For marketing purposes, the ZB Commodore was raced in various motorsport disciplines, including Supercars. However, the race cars generally had no physical or mechanical relationship with the production model, other than similar looks, as an exterior shell was built to resemble the road going cars, with a rear wheel drive tube frame chassis underneath.

===Supercars Championship===
The ZB Commodore is used by teams running Holdens in the Supercars Championship. Powered by the same V8 engine as used in the VF, a turbo-charged V6 engine was under development for use in 2019, however the project was cancelled in April 2018 amid engineering concerns that the V6 would not be competitive.

The ZB Commodore proved to be an instant success, prompting Ford to controversially push for upgrades for its ageing FGX Falcon which was in its final year of competition. The ZB failed in its championship success due to the upgraded DJR Team Penske FGX Falcon of Scott McLaughlin triumphing in 2018 before dominating in the Mustang GT from 2019 to 2020. The ZB hit back in both 2021 and 2022 with Shane Van Gisbergen sending both the ZB and Holden off in style due to the brands retirement from both the road and racetrack.

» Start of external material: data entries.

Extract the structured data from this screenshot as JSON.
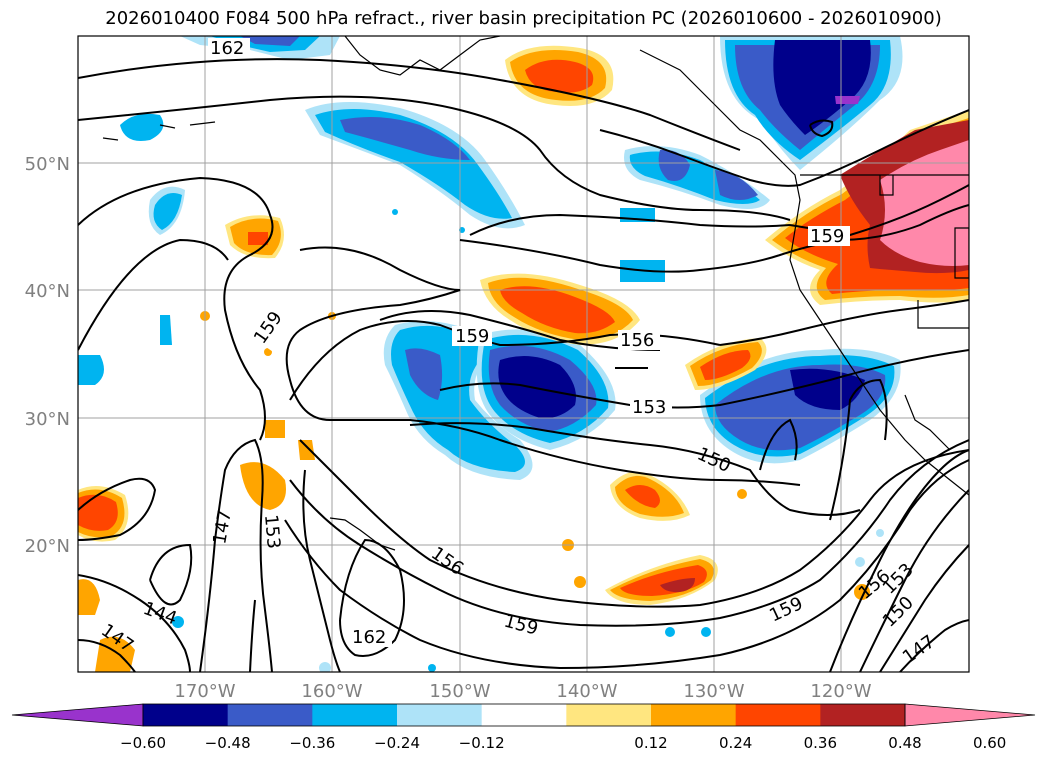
{
  "title": "2026010400 F084 500 hPa refract., river basin precipitation PC (2026010600 - 2026010900)",
  "lat_labels": [
    "50°N",
    "40°N",
    "30°N",
    "20°N"
  ],
  "lon_labels": [
    "170°W",
    "160°W",
    "150°W",
    "140°W",
    "130°W",
    "120°W"
  ],
  "contour_labels": [
    "162",
    "159",
    "159",
    "156",
    "153",
    "150",
    "147",
    "153",
    "156",
    "159",
    "144",
    "147",
    "162",
    "159",
    "156",
    "153",
    "150",
    "147"
  ],
  "colorbar": {
    "ticks": [
      "−0.60",
      "−0.48",
      "−0.36",
      "−0.24",
      "−0.12",
      "0.12",
      "0.24",
      "0.36",
      "0.48",
      "0.60"
    ],
    "colors": [
      "#9933cc",
      "#00008b",
      "#3a5bc8",
      "#00b4f0",
      "#aee3f8",
      "#ffffff",
      "#ffe680",
      "#ffa500",
      "#ff4500",
      "#b22222",
      "#ff88aa"
    ]
  },
  "map": {
    "lon_range": [
      -180,
      -110
    ],
    "lat_range": [
      10,
      60
    ],
    "fill_colors": {
      "dark_blue": "#00008b",
      "mid_blue": "#3a5bc8",
      "cyan": "#00b4f0",
      "light_blue": "#aee3f8",
      "light_yellow": "#ffe680",
      "orange": "#ffa500",
      "red_orange": "#ff4500",
      "dark_red": "#b22222",
      "pink": "#ff88aa",
      "purple": "#9933cc"
    }
  }
}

The ZB Commodore achieved Bathurst success immediately with victories in 2018, 2020, 2021 and 2022. The ZB holds the record of 87 victories and being the Commodore that delivered Holden's final Bathurst, championship and race win.

==Sales==
Sales of the new Commodore commenced in February 2018. The ZB is the first Commodore produced outside of Australia since the nameplate's induction in 1978, leading to much public backlash.

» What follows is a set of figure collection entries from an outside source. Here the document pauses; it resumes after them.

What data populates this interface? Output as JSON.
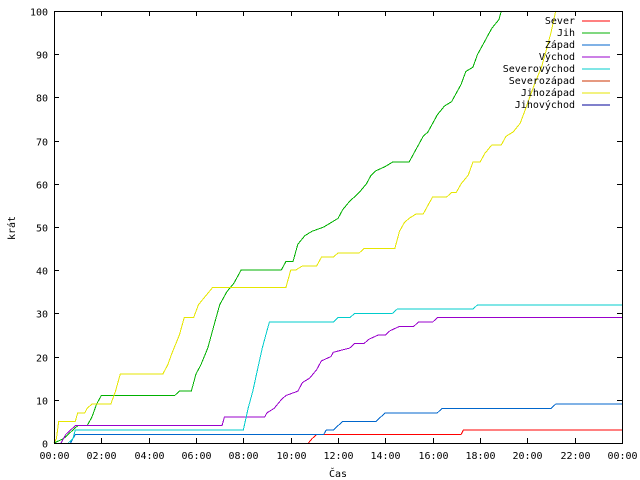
{
  "chart_data": {
    "type": "line",
    "title": "",
    "xlabel": "Čas",
    "ylabel": "krát",
    "xlim": [
      0,
      24
    ],
    "ylim": [
      0,
      100
    ],
    "x_ticks": [
      {
        "value": 0,
        "label": "00:00"
      },
      {
        "value": 2,
        "label": "02:00"
      },
      {
        "value": 4,
        "label": "04:00"
      },
      {
        "value": 6,
        "label": "06:00"
      },
      {
        "value": 8,
        "label": "08:00"
      },
      {
        "value": 10,
        "label": "10:00"
      },
      {
        "value": 12,
        "label": "12:00"
      },
      {
        "value": 14,
        "label": "14:00"
      },
      {
        "value": 16,
        "label": "16:00"
      },
      {
        "value": 18,
        "label": "18:00"
      },
      {
        "value": 20,
        "label": "20:00"
      },
      {
        "value": 22,
        "label": "22:00"
      },
      {
        "value": 24,
        "label": "00:00"
      }
    ],
    "y_ticks": [
      {
        "value": 0,
        "label": "0"
      },
      {
        "value": 10,
        "label": "10"
      },
      {
        "value": 20,
        "label": "20"
      },
      {
        "value": 30,
        "label": "30"
      },
      {
        "value": 40,
        "label": "40"
      },
      {
        "value": 50,
        "label": "50"
      },
      {
        "value": 60,
        "label": "60"
      },
      {
        "value": 70,
        "label": "70"
      },
      {
        "value": 80,
        "label": "80"
      },
      {
        "value": 90,
        "label": "90"
      },
      {
        "value": 100,
        "label": "100"
      }
    ],
    "grid": false,
    "legend_position": "top-right",
    "series": [
      {
        "name": "Sever",
        "color": "#ff0000",
        "points": [
          [
            10.75,
            0
          ],
          [
            10.9,
            1
          ],
          [
            11.1,
            2
          ],
          [
            17.2,
            2
          ],
          [
            17.3,
            3
          ],
          [
            24,
            3
          ]
        ]
      },
      {
        "name": "Jih",
        "color": "#00b000",
        "points": [
          [
            0,
            0
          ],
          [
            0.4,
            1
          ],
          [
            0.6,
            2
          ],
          [
            0.8,
            3
          ],
          [
            1.0,
            4
          ],
          [
            1.4,
            4
          ],
          [
            1.6,
            6
          ],
          [
            1.8,
            9
          ],
          [
            2.0,
            11
          ],
          [
            5.1,
            11
          ],
          [
            5.3,
            12
          ],
          [
            5.8,
            12
          ],
          [
            6.0,
            16
          ],
          [
            6.2,
            18
          ],
          [
            6.5,
            22
          ],
          [
            6.8,
            28
          ],
          [
            7.0,
            32
          ],
          [
            7.3,
            35
          ],
          [
            7.6,
            37
          ],
          [
            7.9,
            40
          ],
          [
            9.6,
            40
          ],
          [
            9.8,
            42
          ],
          [
            10.1,
            42
          ],
          [
            10.3,
            46
          ],
          [
            10.6,
            48
          ],
          [
            10.9,
            49
          ],
          [
            11.4,
            50
          ],
          [
            11.7,
            51
          ],
          [
            12.0,
            52
          ],
          [
            12.2,
            54
          ],
          [
            12.5,
            56
          ],
          [
            12.7,
            57
          ],
          [
            12.9,
            58
          ],
          [
            13.2,
            60
          ],
          [
            13.4,
            62
          ],
          [
            13.6,
            63
          ],
          [
            14.0,
            64
          ],
          [
            14.3,
            65
          ],
          [
            15.0,
            65
          ],
          [
            15.2,
            67
          ],
          [
            15.6,
            71
          ],
          [
            15.8,
            72
          ],
          [
            16.0,
            74
          ],
          [
            16.2,
            76
          ],
          [
            16.5,
            78
          ],
          [
            16.8,
            79
          ],
          [
            17.0,
            81
          ],
          [
            17.2,
            83
          ],
          [
            17.4,
            86
          ],
          [
            17.7,
            87
          ],
          [
            17.9,
            90
          ],
          [
            18.1,
            92
          ],
          [
            18.3,
            94
          ],
          [
            18.5,
            96
          ],
          [
            18.8,
            98
          ],
          [
            18.9,
            100
          ]
        ]
      },
      {
        "name": "Západ",
        "color": "#0066cc",
        "points": [
          [
            0.7,
            0
          ],
          [
            0.8,
            1
          ],
          [
            0.9,
            2
          ],
          [
            11.4,
            2
          ],
          [
            11.5,
            3
          ],
          [
            11.8,
            3
          ],
          [
            12.0,
            4
          ],
          [
            12.2,
            5
          ],
          [
            13.6,
            5
          ],
          [
            13.8,
            6
          ],
          [
            14.0,
            7
          ],
          [
            16.2,
            7
          ],
          [
            16.4,
            8
          ],
          [
            21.0,
            8
          ],
          [
            21.2,
            9
          ],
          [
            24,
            9
          ]
        ]
      },
      {
        "name": "Východ",
        "color": "#9900cc",
        "points": [
          [
            0.3,
            0
          ],
          [
            0.5,
            2
          ],
          [
            0.7,
            3
          ],
          [
            0.9,
            4
          ],
          [
            7.1,
            4
          ],
          [
            7.2,
            6
          ],
          [
            8.9,
            6
          ],
          [
            9.0,
            7
          ],
          [
            9.3,
            8
          ],
          [
            9.6,
            10
          ],
          [
            9.8,
            11
          ],
          [
            10.3,
            12
          ],
          [
            10.5,
            14
          ],
          [
            10.8,
            15
          ],
          [
            11.1,
            17
          ],
          [
            11.3,
            19
          ],
          [
            11.7,
            20
          ],
          [
            11.8,
            21
          ],
          [
            12.5,
            22
          ],
          [
            12.7,
            23
          ],
          [
            13.1,
            23
          ],
          [
            13.3,
            24
          ],
          [
            13.7,
            25
          ],
          [
            14.0,
            25
          ],
          [
            14.2,
            26
          ],
          [
            14.6,
            27
          ],
          [
            15.2,
            27
          ],
          [
            15.4,
            28
          ],
          [
            16.0,
            28
          ],
          [
            16.2,
            29
          ],
          [
            24,
            29
          ]
        ]
      },
      {
        "name": "Severovýchod",
        "color": "#00cccc",
        "points": [
          [
            0.6,
            0
          ],
          [
            0.8,
            1
          ],
          [
            0.9,
            3
          ],
          [
            8.0,
            3
          ],
          [
            8.2,
            8
          ],
          [
            8.4,
            12
          ],
          [
            8.6,
            17
          ],
          [
            8.8,
            22
          ],
          [
            8.95,
            25
          ],
          [
            9.1,
            28
          ],
          [
            11.8,
            28
          ],
          [
            12.0,
            29
          ],
          [
            12.5,
            29
          ],
          [
            12.7,
            30
          ],
          [
            14.3,
            30
          ],
          [
            14.5,
            31
          ],
          [
            17.7,
            31
          ],
          [
            17.9,
            32
          ],
          [
            24,
            32
          ]
        ]
      },
      {
        "name": "Severozápad",
        "color": "#cc3300",
        "points": []
      },
      {
        "name": "Jihozápad",
        "color": "#e6e600",
        "points": [
          [
            0,
            0
          ],
          [
            0.1,
            1
          ],
          [
            0.2,
            5
          ],
          [
            0.9,
            5
          ],
          [
            1.0,
            7
          ],
          [
            1.3,
            7
          ],
          [
            1.4,
            8
          ],
          [
            1.6,
            9
          ],
          [
            2.4,
            9
          ],
          [
            2.6,
            12
          ],
          [
            2.8,
            16
          ],
          [
            4.6,
            16
          ],
          [
            4.8,
            18
          ],
          [
            5.0,
            21
          ],
          [
            5.3,
            25
          ],
          [
            5.5,
            29
          ],
          [
            5.9,
            29
          ],
          [
            6.1,
            32
          ],
          [
            6.4,
            34
          ],
          [
            6.7,
            36
          ],
          [
            9.8,
            36
          ],
          [
            10.0,
            40
          ],
          [
            10.2,
            40
          ],
          [
            10.5,
            41
          ],
          [
            11.1,
            41
          ],
          [
            11.3,
            43
          ],
          [
            11.8,
            43
          ],
          [
            12.0,
            44
          ],
          [
            12.9,
            44
          ],
          [
            13.1,
            45
          ],
          [
            14.4,
            45
          ],
          [
            14.6,
            49
          ],
          [
            14.8,
            51
          ],
          [
            15.0,
            52
          ],
          [
            15.3,
            53
          ],
          [
            15.6,
            53
          ],
          [
            15.8,
            55
          ],
          [
            16.0,
            57
          ],
          [
            16.6,
            57
          ],
          [
            16.8,
            58
          ],
          [
            17.0,
            58
          ],
          [
            17.2,
            60
          ],
          [
            17.5,
            62
          ],
          [
            17.7,
            65
          ],
          [
            18.0,
            65
          ],
          [
            18.2,
            67
          ],
          [
            18.5,
            69
          ],
          [
            18.9,
            69
          ],
          [
            19.1,
            71
          ],
          [
            19.4,
            72
          ],
          [
            19.7,
            74
          ],
          [
            19.9,
            77
          ],
          [
            20.1,
            80
          ],
          [
            20.3,
            83
          ],
          [
            20.6,
            87
          ],
          [
            20.8,
            91
          ],
          [
            21.0,
            95
          ],
          [
            21.2,
            100
          ]
        ]
      },
      {
        "name": "Jihovýchod",
        "color": "#000099",
        "points": []
      }
    ]
  }
}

Consumer uptake and acceptance have been the lowest for any Commodore branded vehicle in the history of Holden manufacturing, however, this has also come at the same time as the nameplate has shifted market segment and competition, with the ZB outperforming all but the Toyota Camry in the Medium/Large segment, including the Mazda6 and Ford Mondeo.

|  | Jan | Feb | Mar | Apr | May | Jun | Jul | Aug | Sep | Oct | Nov | Dec | Total |
|---|---|---|---|---|---|---|---|---|---|---|---|---|---|
| 2018 | —N/a | 363 | 516 | 473 | 885 | 946 | 516 | 635 | 672 | 663 | 701 |  | 6,370 |

==Future developments==
When the decision was made to cease vehicle production in Australia and source the ZB Commodore from Europe, Opel was still a subsidiary of GM. That ceased on 1 August 2017 when Opel and Vauxhall were sold to Groupe PSA. These new owners of Opel/Holden have announced that they will transfer the Opel Insignia platform to PSA platforms as early as 2021, which means the current model would be discontinued as PSA plans to export PSA-based, Opel "Holden" models globally from 2018 onwards.

On October 17, 2018, Holden halted production on the Commodore due to slow sales and unsold inventory at its dealerships. The Holden Commodore ceased to exist by the end of 2019, with the ZB becoming convincingly the lowest selling version ever.